We desire to say in addition that the county attorney, being *274 disqualified in this case, was without power or authority to appoint any one to represent him. The appointment in such cases should come alone from the district judge, and should be of some member of the bar free from personal or private interest in the matter, who could be depended upon to act with fairness and impartiality as between the state and all of its citizens whose cases might come before the grand jury. Section 1598, Snyder's Comp. Laws of Okla. 1909, provides the only manner of appointing a special county attorney when the regular county attorney or his duly appointed deputy is unable to act, which is as follows:

"Each of the district courts, whenever there shall be no county attorney for the county, or when the county attorney shall be absent from the court, or unable to attend to his duties, may, if the court may deem it necessary, appoint by an order to be entered in the minutes of the court some suitable person to perform for the time being the duties required by law to be performed by the county attorney, and the person so appointed shall thereupon be vested with all the powers of such county attorney for that purpose."
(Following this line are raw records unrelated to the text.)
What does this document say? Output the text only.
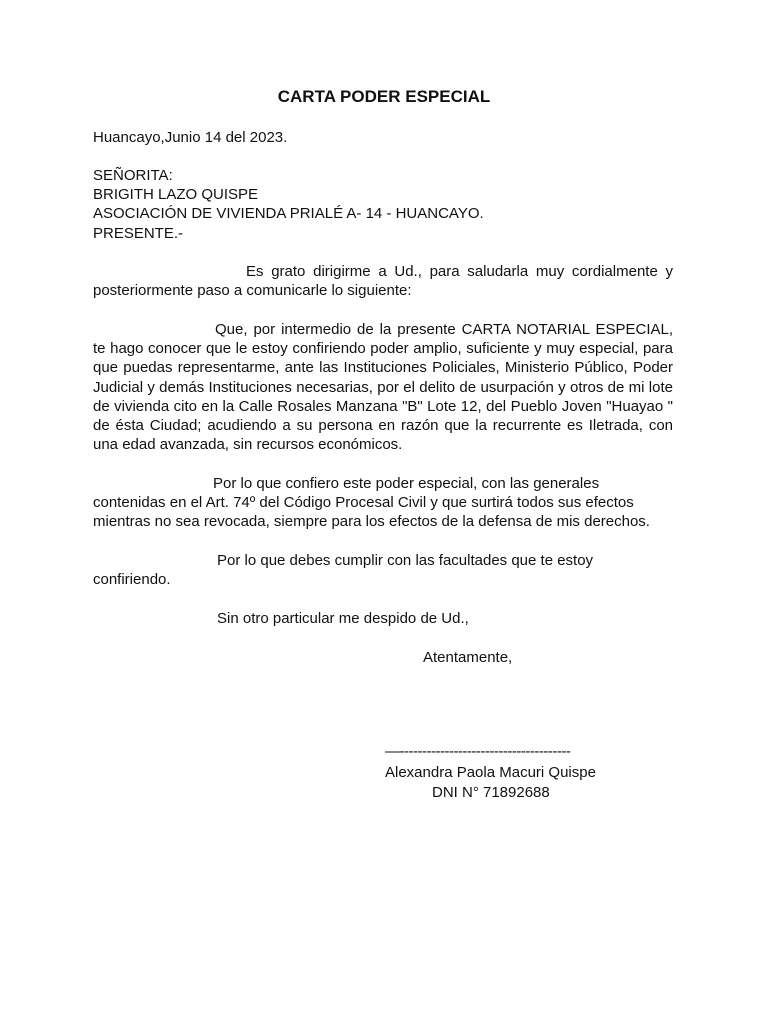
CARTA PODER ESPECIAL

Huancayo,Junio 14 del 2023.

SEÑORITA:

BRIGITH LAZO QUISPE

ASOCIACIÓN DE VIVIENDA PRIALÉ A- 14 - HUANCAYO.

PRESENTE.-

Es grato dirigirme a Ud., para saludarla muy cordialmente y posteriormente paso a comunicarle lo siguiente:

Que, por intermedio de la presente CARTA NOTARIAL ESPECIAL, te hago conocer que le estoy confiriendo poder amplio, suficiente y muy especial, para que puedas representarme, ante las Instituciones Policiales, Ministerio Público, Poder Judicial y demás Instituciones necesarias, por el delito de usurpación y otros de mi lote de vivienda cito en la Calle Rosales Manzana "B" Lote 12, del Pueblo Joven "Huayao " de ésta Ciudad; acudiendo a su persona en razón que la recurrente es Iletrada, con una edad avanzada, sin recursos económicos.

Por lo que confiero este poder especial, con las generales contenidas en el Art. 74º del Código Procesal Civil y que surtirá todos sus efectos mientras no sea revocada, siempre para los efectos de la defensa de mis derechos.

Por lo que debes cumplir con las facultades que te estoy confiriendo.

Sin otro particular me despido de Ud.,

Atentamente,

—--------------------------------------
Alexandra Paola Macuri Quispe
DNI N° 71892688
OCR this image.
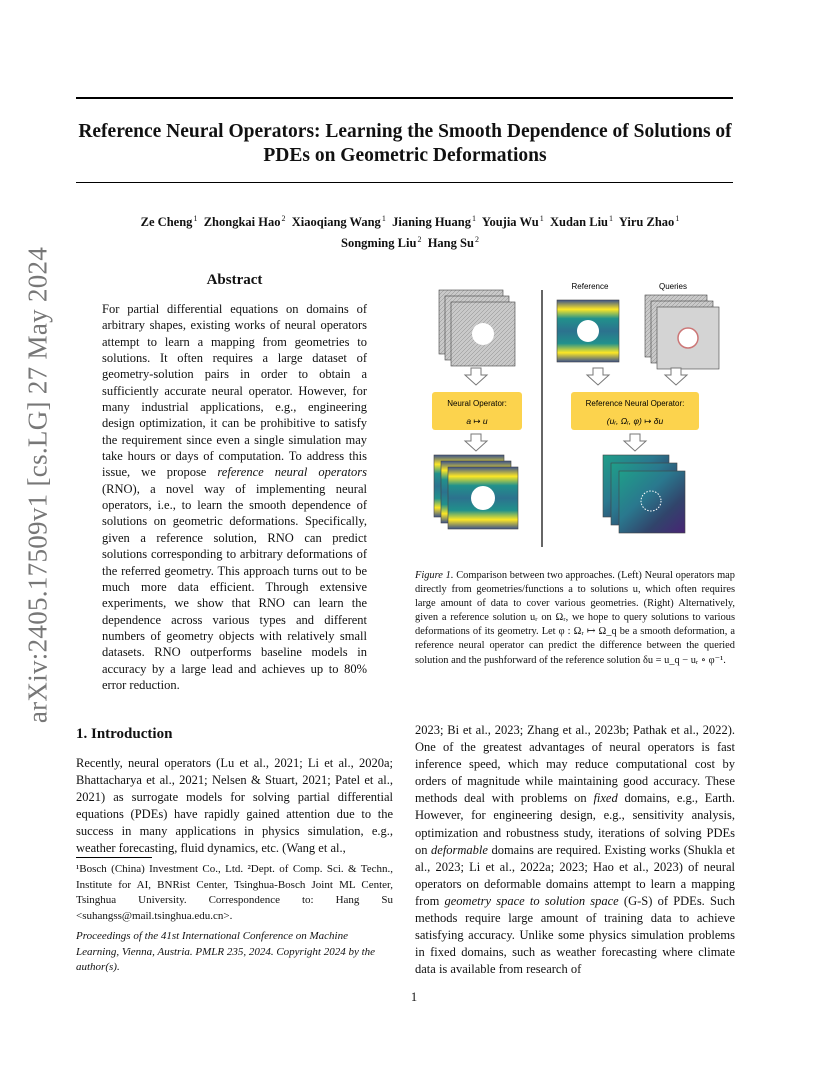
Reference Neural Operators: Learning the Smooth Dependence of Solutions of
PDEs on Geometric Deformations
Ze Cheng $^1$ Zhongkai Hao $^2$ Xiaoqiang Wang $^1$ Jianing Huang $^1$ Youjia Wu $^1$ Xudan Liu $^1$ Yiru Zhao $^1$
Songming Liu $^2$ Hang Su $^2$
arXiv:2405.17509v1 [cs.LG] 27 May 2024	Abstract
For partial differential equations on domains of arbitrary shapes, existing works of neural operators attempt to learn a mapping from geometries to solutions. It often requires a large dataset of geometry-solution pairs in order to obtain a sufficiently accurate neural operator. However, for many industrial applications, e.g., engineering design optimization, it can be prohibitive to satisfy the requirement since even a single simulation may take hours or days of computation. To address this issue, we propose reference neural operators (RNO), a novel way of implementing neural operators, i.e., to learn the smooth dependence of solutions on geometric deformations. Specifically, given a reference solution, RNO can predict solutions corresponding to arbitrary deformations of the referred geometry. This approach turns out to be much more data efficient. Through extensive experiments, we show that RNO can learn the dependence across various types and different numbers of geometry objects with relatively small datasets. RNO outperforms baseline models in accuracy by a large lead and achieves up to 80% error reduction.
Neural Operator:
a ↦ u
Reference	Queries
Reference Neural Operator:
(uᵣ, Ωᵣ, φ) ↦ δu
Figure 1. Comparison between two approaches. (Left) Neural operators map directly from geometries/functions a to solutions u, which often requires large amount of data to cover various geometries. (Right) Alternatively, given a reference solution uᵣ on Ωᵣ, we hope to query solutions to various deformations of its geometry. Let φ : Ωᵣ ↦ Ω_q be a smooth deformation, a reference neural operator can predict the difference between the queried solution and the pushforward of the reference solution δu = u_q − uᵣ ∘ φ⁻¹.
1. Introduction
Recently, neural operators (Lu et al., 2021; Li et al., 2020a; Bhattacharya et al., 2021; Nelsen & Stuart, 2021; Patel et al., 2021) as surrogate models for solving partial differential equations (PDEs) have rapidly gained attention due to the success in many applications in physics simulation, e.g., weather forecasting, fluid dynamics, etc. (Wang et al.,
¹Bosch (China) Investment Co., Ltd. ²Dept. of Comp. Sci. & Techn., Institute for AI, BNRist Center, Tsinghua-Bosch Joint ML Center, Tsinghua University. Correspondence to: Hang Su <suhangss@mail.tsinghua.edu.cn>.
Proceedings of the 41st International Conference on Machine Learning, Vienna, Austria. PMLR 235, 2024. Copyright 2024 by the author(s).
2023; Bi et al., 2023; Zhang et al., 2023b; Pathak et al., 2022). One of the greatest advantages of neural operators is fast inference speed, which may reduce computational cost by orders of magnitude while maintaining good accuracy. These methods deal with problems on fixed domains, e.g., Earth. However, for engineering design, e.g., sensitivity analysis, optimization and robustness study, iterations of solving PDEs on deformable domains are required. Existing works (Shukla et al., 2023; Li et al., 2022a; 2023; Hao et al., 2023) of neural operators on deformable domains attempt to learn a mapping from geometry space to solution space (G-S) of PDEs. Such methods require large amount of training data to achieve satisfying accuracy. Unlike some physics simulation problems in fixed domains, such as weather forecasting where climate data is available from research of
1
We believe that it is the plain meaning of the laws and Constitution of Oklahoma that regularly elected or appointed officers shall conduct all criminal prosecutions. It is true that it is entirely proper and legitimate for counsel to be employed to assist the county attorney in open court in the prosecution of a criminal case, but even then the county attorney should never lose control of the case, and such assistant counsel should discharge only such duties in the prosecution of the cause as are assigned him by the county attorney. But it is highly improper for counsel employed to prosecute a case to be permitted to go into the grand jury room where the defendant cannot be heard and has no one to represent him. This duty should be performed alone by the proper officer of the law. The case of Fooshee v. State,3 Okla. Cr. 677, 108 P. 554, does not conflict with the views here expressed. In that case the attorney who appeared before the grand jury was the regularly appointed deputy county attorney of Carter county, and his appointment was a matter of record in the county attorney's office of that county. We therefore hold that the trial court *275 erred in not sustaining the motion made by the defendant to set aside the indictment.

Second. The indictment in this case is defective in not alleging the name of the person from whom the stolen property was received, or that the name of such person was unknown to the grand jury. See Fletcher v. State, 2 Okla. Cr. 300, 101 P. 599, 23 L.R.A. (N.S.) 581. It is not necessary, however, for such an indictment to allege from whom or by whom such property was stolen.

Third. Upon the trial of this cause the appellant entered a plea of former acquittal, but did not offer in evidence any testimony reasonably tending to sustain said plea. Upon this issue the court charged the jury as follows:

"Gentlemen of the jury, you are further instructed that the defendant has introduced no evidence in support of his plea that he has already been acquitted of the offense charge in this indictment by the judgment of this court rendered at Arapaho on the first day of July, 1908. You are therefore instructed that in your deliberations in this case you will not consider this defense in arriving at your verdict in this case."

Where there is evidence in the record reasonably tending to support an issue, the weight and effect of such evidence is exclusively for the jury, and it would be improper for the court to withdraw it from their consideration, but, where there is no evidence tending to support an issue presented, the court should not submit such issue to the jury. We therefore find that the court did not err in its instructions upon the subject of former acquittal.

For the errors hereinbefore pointed out, this cause is reversed and remanded, with directions to the lower court to sustain the motion to set aside the indictment.